Votre film est dévoilé cette année à Cannes en clôture de la Quinzaine des cinéastes. Vous étiez déjà passé par la Semaine de la critique et la Sélection officielle en Séance de Minuit. Avez-vous le sentiment que le Festival de Cannes accueille plus facilement des films de comédie ces dernières années ?
Je suis toujours étonné d’être pris à Cannes, parce qu’effectivement, je raconte des choses terribles avec le rire, donc je me dis à chaque fois que je ne vais pas avoir ma place là-bas. Cannes, c’est tout sauf l’endroit où on se tape la main sur la cuisse, donc effectivement, je suis toujours très étonné d’être pris à chaque fois, et flatté et honoré. J’ai l’impression qu’il y a un effort sur le genre horreur et le rire. Ils essayent d’ouvrir un tout petit peu, mais ça reste quand même des films d’auteur, ce qui est logique. Le rire, dans mes films, c’est complexe, parce que c’est un rire qui vient des profondeurs. C’est un rire de résistance. Ce n’est pas que de l’entertainement. Derrière, il y a toujours des visions satiriques et politiques de notre pays. Je ne définirais pas mes films comme des pures comédies, donc j’imagine que c’est pour ça qu’un festival comme Cannes peut les choisir. Il y a une pensée, une tristesse, une noirceur, une interrogation sur notre manière de vivre et notre société qui m’intéresse. Moi, je raconte des choses terribles avec le rire et d’autres le font avec lyrisme. Samuel Beckett disait que« Face au pire, il ne reste que le rire » et c’est ma manière de faire.

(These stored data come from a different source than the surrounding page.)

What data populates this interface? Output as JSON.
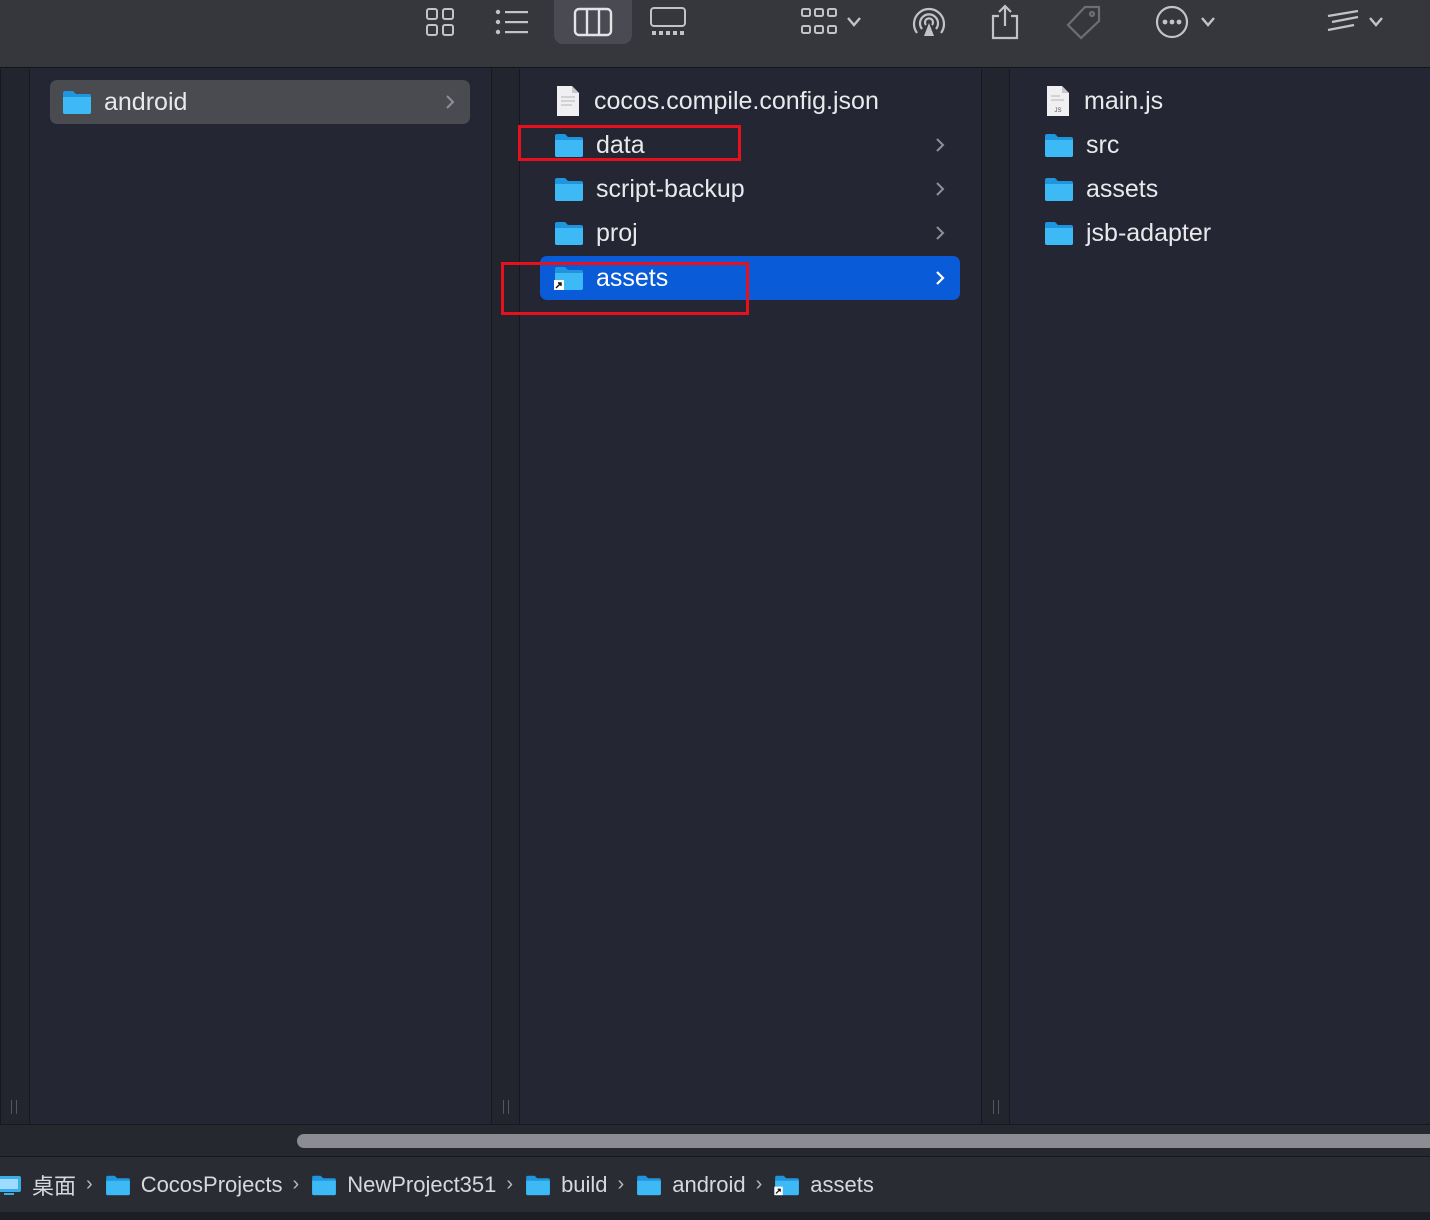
{
  "toolbar": {
    "buttons": [
      {
        "name": "icon-view-button",
        "icon": "grid-icon"
      },
      {
        "name": "list-view-button",
        "icon": "list-icon"
      },
      {
        "name": "column-view-button",
        "icon": "columns-icon",
        "active": true
      },
      {
        "name": "gallery-view-button",
        "icon": "gallery-icon"
      },
      {
        "name": "group-button",
        "icon": "group-grid-icon"
      },
      {
        "name": "airdrop-button",
        "icon": "airdrop-icon"
      },
      {
        "name": "share-button",
        "icon": "share-icon"
      },
      {
        "name": "tag-button",
        "icon": "tag-icon"
      },
      {
        "name": "more-actions-button",
        "icon": "ellipsis-circle-icon"
      },
      {
        "name": "toolbar-overflow-button",
        "icon": "overflow-icon"
      }
    ]
  },
  "columns": [
    {
      "items": [
        {
          "label": "android",
          "type": "folder",
          "has_children": true,
          "selected": "inactive"
        }
      ]
    },
    {
      "items": [
        {
          "label": "cocos.compile.config.json",
          "type": "file",
          "has_children": false
        },
        {
          "label": "data",
          "type": "folder",
          "has_children": true
        },
        {
          "label": "script-backup",
          "type": "folder",
          "has_children": true
        },
        {
          "label": "proj",
          "type": "folder",
          "has_children": true
        },
        {
          "label": "assets",
          "type": "folder-alias",
          "has_children": true,
          "selected": "active"
        }
      ]
    },
    {
      "items": [
        {
          "label": "main.js",
          "type": "js-file",
          "has_children": false
        },
        {
          "label": "src",
          "type": "folder",
          "has_children": false
        },
        {
          "label": "assets",
          "type": "folder",
          "has_children": false
        },
        {
          "label": "jsb-adapter",
          "type": "folder",
          "has_children": false
        }
      ]
    }
  ],
  "path_bar": [
    {
      "label": "桌面",
      "icon": "desktop-icon"
    },
    {
      "label": "CocosProjects",
      "icon": "folder-icon"
    },
    {
      "label": "NewProject351",
      "icon": "folder-icon"
    },
    {
      "label": "build",
      "icon": "folder-icon"
    },
    {
      "label": "android",
      "icon": "folder-icon"
    },
    {
      "label": "assets",
      "icon": "folder-alias-icon"
    }
  ],
  "colors": {
    "background": "#242733",
    "toolbar": "#36373d",
    "selection_active": "#0a5bd7",
    "selection_inactive": "#4a4b50",
    "folder_blue": "#38b6f5",
    "annotation_red": "#e8101c"
  }
}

Est-ce votre philosophie au quotidien de prendre le pire avec le rire ?
On en parle de manière un peu sérieuse et théorique, mais les choses sont plus organiques. Quand j’étais un enfant, même si je n’ai pas du tout l’air très rigolo, et que j’en parle très sérieusement, j’étais toujours quelqu’un qui aimait beaucoup rire et ricaner. C’est une question de nature et d’éducation. Je suis quelqu’un de très drôle si on me connaît un peu plus. Je trouve que le rire, c’est quelque chose de noble. C’est une manière de braver la nature, la mort. Oui, c’est devenu une philosophie, mais au départ, je suis quelqu’un de très ricaneur. Vaut mieux en rire.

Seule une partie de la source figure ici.